Abbey Crane: Let's talk about common misconceptions regarding tax deductions and write-offs. What should small businesses know?
Doug Johnson: The biggest misconception I hear is "I have an LLC, so I can write off anything this LLC purchases." That's not how it works. A great example is vehicles – people will buy a $50,000 luxury vehicle and say it's a business expense because they use it for business. But if you only use it 10% of the time for business, you can't deduct the whole $50,000. Vehicles are one of the biggest areas of audit for that exact reason. Another misconception is the idea of buying things just to offset taxes. If you have a high tax bill, that means you made money – that's good! And remember, when you buy something for $50,000, you're not reducing your tax bill by $50,000 – you're reducing it by $50,000 times your tax rate. Don't step over a dollar to pick up a dime.
Abbey Crane: What strategies do you recommend for businesses to optimize their taxes throughout the year?
Doug Johnson: One thing I'm dealing with right now is helping clients address what I call "tax sticker shock." Especially for businesses that had a great year or didn't make estimated tax payments, facing that year-end bill can be overwhelming. Making estimated tax payments throughout the year not only helps avoid penalties but makes the whole thing more manageable psychologically. Another strategy, particularly for businesses with higher cash flow, is maximizing retirement accounts. Small business owners can put away up to $69,000 in 2024, compared to $23,000 for W-2 employees. That's a powerful way to defer taxes while building your future. There's also the pass-through entity tax election, which can help circumvent the state and local tax cap on itemized deductions – though I should note there's uncertainty about what the tax code will look like beyond 2025.
Abbey Crane: Any final advice for entrepreneurs thinking about their tax strategy?
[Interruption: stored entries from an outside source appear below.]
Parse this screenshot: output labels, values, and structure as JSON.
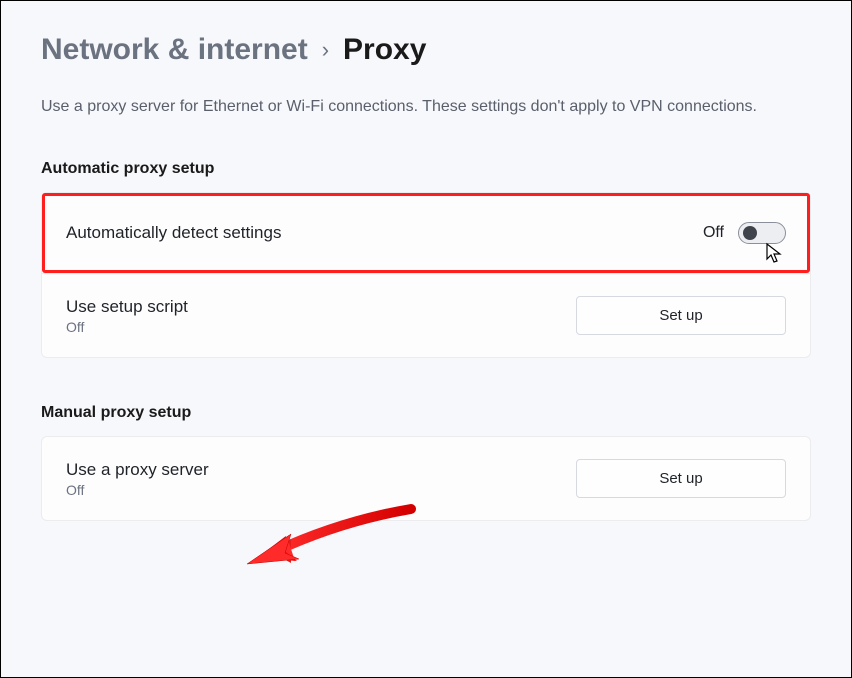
{
  "breadcrumb": {
    "parent": "Network & internet",
    "current": "Proxy"
  },
  "description": "Use a proxy server for Ethernet or Wi-Fi connections. These settings don't apply to VPN connections.",
  "sections": {
    "automatic": {
      "heading": "Automatic proxy setup",
      "detect": {
        "label": "Automatically detect settings",
        "state_label": "Off"
      },
      "script": {
        "label": "Use setup script",
        "status": "Off",
        "button": "Set up"
      }
    },
    "manual": {
      "heading": "Manual proxy setup",
      "server": {
        "label": "Use a proxy server",
        "status": "Off",
        "button": "Set up"
      }
    }
  }
}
Doug Johnson: You have to take risks to build the life you want. That applies not just to business but to everything worthwhile. Starting a business is never going to be without risk, but understanding your numbers, keeping good records, and working with the right advisors can help manage that risk. Whether you're just starting out or scaling across states, focus on building solid financial foundations. And remember – while minimizing taxes is important, don't let tax decisions drive your business decisions. Focus on building a profitable, sustainable business first, and let the tax strategy support that goal, not the other way around.